If we have a sequence of 1's, why is the partial sum of it equal to a floor function? If $a_n = 1$
then why is $$A_n = \sum_1^n a_n = 1+ 1+ ... + 1$$
equal to the floor function $x + O(1)$?  
I got this from Wikipedia's page regarding the Abel summation formula.
Thanks,
 A: Based on your description, what you are really asking is different from the formula
$$A_n = \sum_1^n a_n = 1+ 1+\dots + 1$$
which you in the original version of your post.
You wrote that you have the formula from Wikipedia article on Abel's summation formula (here is link to the current revision at the time of this post.) 
We can see there the formulas 
$$A(x)=\sum_{1\le n\le x} a_n.$$
The article also contains the claim that for $a_n=1$ we get $$A(x)=\lfloor x \rfloor.$$
So I assume this is what you are asking about.
The argument why this works is pretty simple. The sum
$$A(x)=\sum_{1\le n\le x} 1$$
simply counts the number of integers $n$ such that $1\le n \le x$. (Since every such integer adds $+1$ to the sum.)

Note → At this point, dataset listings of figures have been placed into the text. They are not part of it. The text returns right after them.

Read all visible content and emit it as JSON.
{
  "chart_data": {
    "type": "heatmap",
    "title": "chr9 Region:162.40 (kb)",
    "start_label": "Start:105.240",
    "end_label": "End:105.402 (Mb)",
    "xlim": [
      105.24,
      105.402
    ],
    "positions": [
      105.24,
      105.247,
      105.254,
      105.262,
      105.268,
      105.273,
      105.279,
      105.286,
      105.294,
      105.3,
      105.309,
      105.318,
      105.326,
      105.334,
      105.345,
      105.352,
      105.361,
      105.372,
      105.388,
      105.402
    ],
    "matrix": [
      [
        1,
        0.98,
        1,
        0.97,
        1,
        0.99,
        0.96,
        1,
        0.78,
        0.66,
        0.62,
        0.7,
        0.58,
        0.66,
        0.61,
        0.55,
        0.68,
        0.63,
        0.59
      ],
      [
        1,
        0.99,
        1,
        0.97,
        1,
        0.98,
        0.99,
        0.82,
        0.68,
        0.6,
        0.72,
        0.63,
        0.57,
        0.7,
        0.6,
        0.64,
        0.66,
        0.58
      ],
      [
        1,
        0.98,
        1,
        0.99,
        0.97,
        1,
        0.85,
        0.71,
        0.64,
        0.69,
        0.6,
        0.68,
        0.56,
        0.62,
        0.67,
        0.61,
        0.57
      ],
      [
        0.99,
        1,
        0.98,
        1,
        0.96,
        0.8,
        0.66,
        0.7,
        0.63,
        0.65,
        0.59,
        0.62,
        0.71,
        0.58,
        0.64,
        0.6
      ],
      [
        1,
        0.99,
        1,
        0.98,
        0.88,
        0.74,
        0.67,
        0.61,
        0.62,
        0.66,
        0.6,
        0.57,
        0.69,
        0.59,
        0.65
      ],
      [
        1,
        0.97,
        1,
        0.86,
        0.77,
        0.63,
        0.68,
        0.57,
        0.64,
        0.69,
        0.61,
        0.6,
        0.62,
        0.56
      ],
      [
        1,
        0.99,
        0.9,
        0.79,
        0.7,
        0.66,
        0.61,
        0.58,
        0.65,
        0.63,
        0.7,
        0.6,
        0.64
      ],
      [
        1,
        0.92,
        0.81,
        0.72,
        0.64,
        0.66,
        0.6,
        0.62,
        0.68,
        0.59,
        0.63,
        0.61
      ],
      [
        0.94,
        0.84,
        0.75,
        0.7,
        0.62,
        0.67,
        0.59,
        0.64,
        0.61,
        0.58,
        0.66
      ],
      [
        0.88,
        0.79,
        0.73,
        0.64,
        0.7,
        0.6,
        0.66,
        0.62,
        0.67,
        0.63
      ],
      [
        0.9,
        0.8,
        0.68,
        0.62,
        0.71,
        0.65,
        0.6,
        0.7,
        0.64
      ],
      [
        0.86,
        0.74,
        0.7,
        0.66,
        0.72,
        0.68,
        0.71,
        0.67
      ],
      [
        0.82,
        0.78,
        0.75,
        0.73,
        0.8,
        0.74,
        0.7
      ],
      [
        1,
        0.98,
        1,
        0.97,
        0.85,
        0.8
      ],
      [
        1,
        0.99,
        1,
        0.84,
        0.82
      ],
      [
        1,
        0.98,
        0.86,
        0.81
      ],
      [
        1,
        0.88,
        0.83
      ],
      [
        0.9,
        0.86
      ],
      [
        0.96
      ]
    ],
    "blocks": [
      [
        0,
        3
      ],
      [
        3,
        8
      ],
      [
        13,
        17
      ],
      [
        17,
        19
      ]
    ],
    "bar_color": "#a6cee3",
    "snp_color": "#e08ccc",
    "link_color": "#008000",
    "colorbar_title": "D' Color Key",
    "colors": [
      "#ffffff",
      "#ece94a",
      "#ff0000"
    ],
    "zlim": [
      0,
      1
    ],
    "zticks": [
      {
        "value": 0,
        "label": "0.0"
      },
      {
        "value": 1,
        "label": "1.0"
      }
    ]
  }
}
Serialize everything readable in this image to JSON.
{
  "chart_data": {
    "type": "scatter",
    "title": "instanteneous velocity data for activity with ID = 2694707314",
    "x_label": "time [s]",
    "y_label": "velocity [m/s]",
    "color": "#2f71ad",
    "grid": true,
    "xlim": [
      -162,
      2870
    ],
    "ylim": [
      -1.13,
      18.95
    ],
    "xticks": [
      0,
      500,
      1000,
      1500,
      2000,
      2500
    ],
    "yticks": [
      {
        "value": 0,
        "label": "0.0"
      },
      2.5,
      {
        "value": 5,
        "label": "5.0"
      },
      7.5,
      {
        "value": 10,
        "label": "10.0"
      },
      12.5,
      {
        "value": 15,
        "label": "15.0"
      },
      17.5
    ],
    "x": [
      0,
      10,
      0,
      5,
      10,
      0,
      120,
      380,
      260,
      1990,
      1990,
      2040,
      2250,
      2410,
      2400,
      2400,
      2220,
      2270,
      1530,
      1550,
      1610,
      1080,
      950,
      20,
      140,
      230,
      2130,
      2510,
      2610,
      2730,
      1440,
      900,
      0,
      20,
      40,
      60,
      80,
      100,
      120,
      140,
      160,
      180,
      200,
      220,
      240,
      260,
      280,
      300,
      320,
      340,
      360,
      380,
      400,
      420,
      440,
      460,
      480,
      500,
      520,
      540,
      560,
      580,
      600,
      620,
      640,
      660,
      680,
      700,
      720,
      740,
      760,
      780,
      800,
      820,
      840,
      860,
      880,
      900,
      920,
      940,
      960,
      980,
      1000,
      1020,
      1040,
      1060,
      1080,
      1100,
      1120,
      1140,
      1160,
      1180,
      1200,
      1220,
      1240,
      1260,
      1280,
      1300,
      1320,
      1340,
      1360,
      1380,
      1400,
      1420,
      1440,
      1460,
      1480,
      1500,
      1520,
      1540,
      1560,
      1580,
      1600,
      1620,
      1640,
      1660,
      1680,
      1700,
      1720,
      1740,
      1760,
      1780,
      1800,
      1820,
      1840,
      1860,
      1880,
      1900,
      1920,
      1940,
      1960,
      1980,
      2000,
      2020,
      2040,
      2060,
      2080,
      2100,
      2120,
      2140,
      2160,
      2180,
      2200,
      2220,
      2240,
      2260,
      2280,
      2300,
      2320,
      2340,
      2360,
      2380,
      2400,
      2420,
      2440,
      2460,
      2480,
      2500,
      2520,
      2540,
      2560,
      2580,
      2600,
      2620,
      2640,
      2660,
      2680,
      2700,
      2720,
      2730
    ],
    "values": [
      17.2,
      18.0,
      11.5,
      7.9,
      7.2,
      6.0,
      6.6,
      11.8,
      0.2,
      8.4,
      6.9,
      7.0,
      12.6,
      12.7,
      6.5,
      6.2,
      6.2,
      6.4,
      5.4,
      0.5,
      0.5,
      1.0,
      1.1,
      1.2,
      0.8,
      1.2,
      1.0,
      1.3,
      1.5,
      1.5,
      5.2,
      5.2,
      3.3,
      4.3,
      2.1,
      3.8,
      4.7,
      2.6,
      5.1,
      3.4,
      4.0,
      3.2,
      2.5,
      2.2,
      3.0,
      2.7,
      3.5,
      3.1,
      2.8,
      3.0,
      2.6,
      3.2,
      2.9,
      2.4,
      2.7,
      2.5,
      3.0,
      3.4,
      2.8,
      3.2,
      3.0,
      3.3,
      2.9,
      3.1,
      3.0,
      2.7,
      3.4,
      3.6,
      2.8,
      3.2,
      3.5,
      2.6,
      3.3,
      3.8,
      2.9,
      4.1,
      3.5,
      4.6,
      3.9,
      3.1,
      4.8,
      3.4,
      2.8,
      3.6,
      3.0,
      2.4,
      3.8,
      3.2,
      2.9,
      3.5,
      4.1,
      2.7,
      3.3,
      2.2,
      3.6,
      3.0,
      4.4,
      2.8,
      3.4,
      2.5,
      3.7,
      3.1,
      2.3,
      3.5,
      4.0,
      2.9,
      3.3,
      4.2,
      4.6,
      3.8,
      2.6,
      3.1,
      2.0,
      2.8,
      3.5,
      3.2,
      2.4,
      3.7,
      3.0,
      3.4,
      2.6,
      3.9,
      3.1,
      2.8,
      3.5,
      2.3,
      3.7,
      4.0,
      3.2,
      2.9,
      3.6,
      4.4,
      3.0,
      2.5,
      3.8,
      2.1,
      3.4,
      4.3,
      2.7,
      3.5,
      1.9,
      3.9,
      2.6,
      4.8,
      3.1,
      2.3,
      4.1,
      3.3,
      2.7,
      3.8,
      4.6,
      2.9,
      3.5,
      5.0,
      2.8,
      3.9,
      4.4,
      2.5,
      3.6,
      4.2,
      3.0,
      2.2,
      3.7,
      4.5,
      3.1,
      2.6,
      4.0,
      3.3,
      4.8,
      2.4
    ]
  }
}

And the floor function is precisely the number of such integers. (Floor function is equal to the integer $k$ such that $k\le x < k+1$. Which means that for every positive integer $n\le k$ we have also $n\le x$. But for any integer $n>k$ we have $n>x$. So we are simply counting positive integers which are less than or equal to $k$. The number of such integers is $k=\lfloor x\rfloor$.)